Edito : Notre invité du mois, Xavier Patier, est un personnage atypique, éclectique, observateur avisé de la vie publique et écrivain de très grand talent. Sa carrière a été marquée, jusqu’à son récent départ à la retraite, par de multiples expériences : grand serviteur de l’État, magistrat de la Cour des Comptes, il fut conseiller en cabinets ministériels (dont ceux de Simone Veil puis de Jacques Chirac à l’Élysée), en ambassade, directeur d’une agence régionale d’hospitalisation, commissaire à l’aménagement du Domaine national de Chambord, directeur de l’information légale et administrative (DILA) au Secrétariat Général du Gouvernement. Mais il a également exercé dans le secteur privé (vice-président du groupe pharmaceutique Pierre Fabre, président des éditions Privat et du Rocher) et en collectivités territoriales puisqu’il fut directeur général des services de la Ville de Toulouse et de Toulouse Métropole de 2014 à 2017 puis du conseil départemental de Loir-et-Cher de 2017 à 2022. Xavier Patier est également l’auteur d’une œuvre remarquée qui comprend des romans, couronnés entre autres par le prix Chardonne et le prix Nimier, ainsi que des essais, dont le très inspiré Demain la France, Tombeau de Mauriac, Michelet, de Gaulle paru en 2020 aux Éditions du Cerf.
En quelques notations très personnelles, Xavier Patier nous livre ici le fruit de sa riche expérience.
Gilles Lagarde et Jean-Marie Martino
Quelle est l’expérience de management ou de conduite de changement qui vous a le plus marqué dans votre carrière ?
S’il s’agit de parler de l’expérience qui m’a le plus marqué, ce sera évidemment l’expérience d’un échec.

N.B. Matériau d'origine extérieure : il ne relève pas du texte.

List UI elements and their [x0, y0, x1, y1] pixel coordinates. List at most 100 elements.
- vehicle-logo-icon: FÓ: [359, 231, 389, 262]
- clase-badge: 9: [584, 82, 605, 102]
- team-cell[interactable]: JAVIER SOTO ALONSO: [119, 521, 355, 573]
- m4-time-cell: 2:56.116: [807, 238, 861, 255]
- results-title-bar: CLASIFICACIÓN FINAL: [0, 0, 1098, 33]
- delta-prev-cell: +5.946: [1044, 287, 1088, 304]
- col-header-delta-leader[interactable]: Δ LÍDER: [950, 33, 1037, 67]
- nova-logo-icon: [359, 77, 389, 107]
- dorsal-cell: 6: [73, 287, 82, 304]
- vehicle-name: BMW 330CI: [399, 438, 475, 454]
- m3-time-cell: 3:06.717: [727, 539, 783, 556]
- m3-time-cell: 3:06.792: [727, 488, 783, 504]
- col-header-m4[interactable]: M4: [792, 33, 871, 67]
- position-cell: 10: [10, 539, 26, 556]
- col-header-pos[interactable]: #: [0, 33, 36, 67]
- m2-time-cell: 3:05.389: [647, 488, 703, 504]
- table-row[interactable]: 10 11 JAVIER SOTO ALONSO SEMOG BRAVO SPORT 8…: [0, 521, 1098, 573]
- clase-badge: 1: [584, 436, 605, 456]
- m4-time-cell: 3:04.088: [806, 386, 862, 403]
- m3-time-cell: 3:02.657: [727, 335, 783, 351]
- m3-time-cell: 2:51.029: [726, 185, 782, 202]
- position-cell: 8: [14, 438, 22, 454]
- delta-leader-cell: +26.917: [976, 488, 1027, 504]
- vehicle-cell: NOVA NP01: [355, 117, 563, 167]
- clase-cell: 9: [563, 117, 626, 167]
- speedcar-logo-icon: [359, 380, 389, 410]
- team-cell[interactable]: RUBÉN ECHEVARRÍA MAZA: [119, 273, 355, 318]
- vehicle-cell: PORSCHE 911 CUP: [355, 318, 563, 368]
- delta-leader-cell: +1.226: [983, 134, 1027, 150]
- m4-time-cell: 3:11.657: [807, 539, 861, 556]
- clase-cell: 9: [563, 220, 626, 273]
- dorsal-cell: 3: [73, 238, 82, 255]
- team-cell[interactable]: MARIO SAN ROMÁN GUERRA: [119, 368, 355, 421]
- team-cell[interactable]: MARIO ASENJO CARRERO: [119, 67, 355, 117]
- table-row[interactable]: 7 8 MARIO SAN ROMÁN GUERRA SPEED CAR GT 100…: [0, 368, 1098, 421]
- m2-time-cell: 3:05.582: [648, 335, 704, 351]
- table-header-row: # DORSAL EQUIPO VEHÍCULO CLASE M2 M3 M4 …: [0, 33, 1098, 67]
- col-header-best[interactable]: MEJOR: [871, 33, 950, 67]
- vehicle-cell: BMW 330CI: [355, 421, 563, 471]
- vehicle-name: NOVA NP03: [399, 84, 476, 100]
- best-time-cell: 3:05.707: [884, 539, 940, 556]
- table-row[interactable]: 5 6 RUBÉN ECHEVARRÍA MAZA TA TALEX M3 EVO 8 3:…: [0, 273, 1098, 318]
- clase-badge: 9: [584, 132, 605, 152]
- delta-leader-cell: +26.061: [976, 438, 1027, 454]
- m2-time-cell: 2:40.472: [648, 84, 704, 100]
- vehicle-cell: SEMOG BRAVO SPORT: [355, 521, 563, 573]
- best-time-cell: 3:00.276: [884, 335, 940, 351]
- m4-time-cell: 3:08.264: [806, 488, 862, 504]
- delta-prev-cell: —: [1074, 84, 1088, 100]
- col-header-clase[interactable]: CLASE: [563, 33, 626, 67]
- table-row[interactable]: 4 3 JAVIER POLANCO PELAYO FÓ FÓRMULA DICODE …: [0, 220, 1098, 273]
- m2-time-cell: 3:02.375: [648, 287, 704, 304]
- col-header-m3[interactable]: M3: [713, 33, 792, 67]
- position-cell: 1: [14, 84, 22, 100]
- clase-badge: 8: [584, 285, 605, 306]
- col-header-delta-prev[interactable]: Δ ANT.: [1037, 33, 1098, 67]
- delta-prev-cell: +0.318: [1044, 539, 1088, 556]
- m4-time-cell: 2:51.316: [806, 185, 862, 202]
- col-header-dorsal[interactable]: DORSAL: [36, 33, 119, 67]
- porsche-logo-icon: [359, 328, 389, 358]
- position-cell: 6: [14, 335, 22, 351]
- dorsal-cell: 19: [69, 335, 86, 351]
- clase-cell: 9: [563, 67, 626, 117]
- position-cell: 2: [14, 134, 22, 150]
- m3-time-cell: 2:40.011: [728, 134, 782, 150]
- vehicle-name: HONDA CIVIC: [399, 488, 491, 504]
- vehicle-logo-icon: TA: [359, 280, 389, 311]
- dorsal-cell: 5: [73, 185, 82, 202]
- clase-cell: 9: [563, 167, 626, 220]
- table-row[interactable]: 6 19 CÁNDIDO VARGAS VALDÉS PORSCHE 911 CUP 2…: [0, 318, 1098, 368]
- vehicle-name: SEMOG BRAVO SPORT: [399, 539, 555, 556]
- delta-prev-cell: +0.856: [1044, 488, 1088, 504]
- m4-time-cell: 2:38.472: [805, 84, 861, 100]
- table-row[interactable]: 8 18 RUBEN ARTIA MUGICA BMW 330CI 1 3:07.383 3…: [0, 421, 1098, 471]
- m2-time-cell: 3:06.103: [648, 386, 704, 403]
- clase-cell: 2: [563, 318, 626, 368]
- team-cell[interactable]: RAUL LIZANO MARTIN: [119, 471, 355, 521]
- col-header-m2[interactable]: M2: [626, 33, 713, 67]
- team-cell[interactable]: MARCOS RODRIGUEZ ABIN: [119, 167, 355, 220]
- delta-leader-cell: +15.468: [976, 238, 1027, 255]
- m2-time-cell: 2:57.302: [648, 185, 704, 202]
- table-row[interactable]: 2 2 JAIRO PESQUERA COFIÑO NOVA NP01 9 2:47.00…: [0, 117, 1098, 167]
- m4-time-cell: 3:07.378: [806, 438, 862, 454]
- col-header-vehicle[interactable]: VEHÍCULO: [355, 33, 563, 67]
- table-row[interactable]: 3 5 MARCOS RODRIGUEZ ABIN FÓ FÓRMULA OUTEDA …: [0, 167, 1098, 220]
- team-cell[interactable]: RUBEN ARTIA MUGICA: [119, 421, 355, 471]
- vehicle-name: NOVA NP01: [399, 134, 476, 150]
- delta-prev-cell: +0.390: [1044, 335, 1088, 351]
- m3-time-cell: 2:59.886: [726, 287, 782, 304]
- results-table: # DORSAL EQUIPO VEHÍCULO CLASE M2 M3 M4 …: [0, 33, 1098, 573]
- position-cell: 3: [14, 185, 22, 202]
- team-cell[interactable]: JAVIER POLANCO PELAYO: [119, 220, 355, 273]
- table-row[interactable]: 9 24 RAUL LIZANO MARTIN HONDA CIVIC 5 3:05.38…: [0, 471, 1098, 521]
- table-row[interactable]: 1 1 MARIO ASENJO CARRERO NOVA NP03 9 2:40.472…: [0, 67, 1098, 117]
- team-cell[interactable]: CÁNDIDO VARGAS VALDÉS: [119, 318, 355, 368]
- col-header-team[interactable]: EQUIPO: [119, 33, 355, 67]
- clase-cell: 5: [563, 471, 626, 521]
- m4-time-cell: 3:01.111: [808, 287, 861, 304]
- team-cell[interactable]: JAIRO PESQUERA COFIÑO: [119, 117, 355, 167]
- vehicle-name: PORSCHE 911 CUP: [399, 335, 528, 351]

En général, nos succès nous paraissent aller de soi et nous passons vite à la suite. Mais quand nous échouons, cela fait mal et nous nous interrogeons : qu’est-ce qui a déraillé ? D’où est venu le problème ? À quel moment ai-je failli ?
Je me rappelle avoir dû retirer un projet de restructuration des hôpitaux de Millau et Saint-Affrique à la fin des années quatre-vingt-dix, de n’avoir pas réussi en 2007 la fusion-acquisition entre les éditions du Rocher et le groupe Privat, ou encore, des années plus tard, de n’avoir pas su imposer les 1607 heures de travail annuel lors de mon arrivée à la ville de Toulouse.
Au-delà du dépit qu’on peut nourrir dans ces circonstances contre des éléments extérieurs – des actionnaires ou des élus par exemple –, on en arrive inévitablement à s’apercevoir que le mal est venu de nos propres erreurs. Et là, l’expérience devient intéressante, car échouer est tellement désagréable qu’après un échec on a envie de comprendre pour ne pas revivre la même mésaventure. J’ai pour cette raison toujours aimé recruter des collaborateurs qui avaient eu un revers dans leur carrière. Ce sont en général des personnes qui ont eu une grande ambition, qui ont pris des risques, et parfois ont acquis de l’humilité. Ils ont une volonté plus forte de servir et un besoin plus ardent de prouver quelque chose.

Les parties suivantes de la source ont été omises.